Auto-incumbência totalitária humanizadora Norte Americana

Esta postagem surge no momento que a mídia toda dirige as suas lentes para a visita do presidente B. Obama ao Brasil, ao tempo em que os EUA leva a sua missão humanizadora e pacificadora a Líbia. Obviamente que tal se dá através da guerra, de uma invasão. Auxiliado pelos joguetes internacionais França, Inglaterra e Itália. Rememorando a Aliança da II Guerra Mundial.

Acerca da posição de subalternidade que assume a Europa no plano internacional de dominação ocidental, assevera Touraine:

Disso precisamos concluir não só que a Europa é um Estado sem nação, mas que este Estado é fraco, desempenhando uma nação mais gerencial do que política. E, já que a Europa não é uma nação, é ao espaço intelectual, científico, artístico e cultural formado por um conjunto de países, de cidades, de correntes de ideias, de escolas, de centros de pesquisa que precisamos pedir que seja mais criativo, mais independente dos Estados Unidos, e também mais cosmopolita e multicultural (TOURAINE, 2007. p. 54)

Em postagem anterior, ressaltei a importância das ocorrências em terreno líbio, e ainda mais importante os reflexos que tem exercido sobre aquela região a tomada de consciência do povo, situação que se espalhou produzindo a comunicação da luta e influenciou diversos países que se insurgiram contra regimes ditatoriais e totalitários.
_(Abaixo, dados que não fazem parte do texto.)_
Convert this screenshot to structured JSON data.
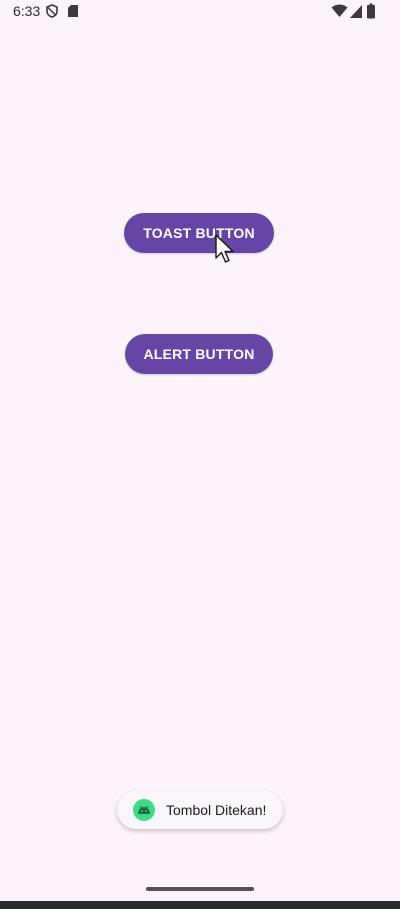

Assim, faz-se o individuo rebelde de que fala Touraine, necessário à Revolução paradigmática do regime político, social e cultural através do genuíno e sem limites exercício da cidadania. Exercício este que o paradigma constitucionalista não comporta. Ao contrário, o teme. Nesse sentido é a colocação de Touraine:

o sujeito é, mais que uma palavra libertadora, uma ação e uma consciência que, o mais das vezes, não se afirma senão pelo combate contra as forças organizadas, que, dando embora uma existência concreta ao sujeito, ameaçam destruí-lo, segundo o modelo bem conhecido dos movimentos religiosos, políticos e sociais que, em nome de um Deus, do povo ou da liberdade e da igualdade, se apoderaram do poder e reduziram ao silêncio as liberdades pessoais (TOURAINE, 2007. p. 26)
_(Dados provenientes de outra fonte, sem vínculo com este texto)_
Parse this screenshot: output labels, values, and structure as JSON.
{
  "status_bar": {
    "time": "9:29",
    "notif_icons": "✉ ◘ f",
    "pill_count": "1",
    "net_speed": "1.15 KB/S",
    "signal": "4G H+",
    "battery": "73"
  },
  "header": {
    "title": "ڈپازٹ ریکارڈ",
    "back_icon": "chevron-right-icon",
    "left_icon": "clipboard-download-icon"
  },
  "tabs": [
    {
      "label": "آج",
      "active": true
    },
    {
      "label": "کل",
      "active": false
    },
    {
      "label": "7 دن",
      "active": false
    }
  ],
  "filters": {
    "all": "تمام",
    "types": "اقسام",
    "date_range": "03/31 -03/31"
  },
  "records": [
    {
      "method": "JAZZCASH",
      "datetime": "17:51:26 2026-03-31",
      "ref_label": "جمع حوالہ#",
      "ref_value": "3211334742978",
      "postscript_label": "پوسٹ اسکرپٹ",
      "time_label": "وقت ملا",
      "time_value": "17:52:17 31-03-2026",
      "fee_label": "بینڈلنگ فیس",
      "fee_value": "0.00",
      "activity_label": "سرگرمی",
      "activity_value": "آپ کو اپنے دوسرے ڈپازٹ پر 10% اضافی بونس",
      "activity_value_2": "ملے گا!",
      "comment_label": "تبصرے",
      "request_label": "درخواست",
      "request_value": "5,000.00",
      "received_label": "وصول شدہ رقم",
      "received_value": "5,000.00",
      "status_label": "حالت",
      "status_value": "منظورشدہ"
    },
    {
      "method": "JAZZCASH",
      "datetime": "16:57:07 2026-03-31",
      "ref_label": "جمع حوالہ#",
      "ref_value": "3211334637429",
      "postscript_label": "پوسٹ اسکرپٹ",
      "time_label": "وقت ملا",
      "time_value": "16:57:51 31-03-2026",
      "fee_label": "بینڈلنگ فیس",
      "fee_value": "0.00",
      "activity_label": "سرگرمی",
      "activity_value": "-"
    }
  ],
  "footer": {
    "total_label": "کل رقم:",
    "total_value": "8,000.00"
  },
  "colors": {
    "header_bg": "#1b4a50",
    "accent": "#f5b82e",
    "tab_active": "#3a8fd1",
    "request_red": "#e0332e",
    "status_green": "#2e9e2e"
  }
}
Com a intervenção norte americana a reflexão que surge é; os EUA (e seus aliados) está preocupado/incomodado com o paradigma de democracia sem fim que pode surgir e a comunicação deste paradigma para as outras localidades e obviamente o risco que um surgimento neste nível poderia oferece à sua democracia imposta, ou, apenas mais um mercado consumidor e produtor de matéria prima para a sua dinâmica desenvolvimentista consumista.

E certamente que se teria de utilizar o discurso totalitário da civilização ocidental, humanitário e pacificador, pseudamente preocupado com o bem comum que reside na sua episteme dominadora e desumanizante.
Interessante como se remontam as mesmas lutas ou objetos de luta de tempos em tempos.. sendo as mesmas lutas e justificativas desde a Idade Média, apenas se aperfeiçoam os instrumentos de dominação e violência.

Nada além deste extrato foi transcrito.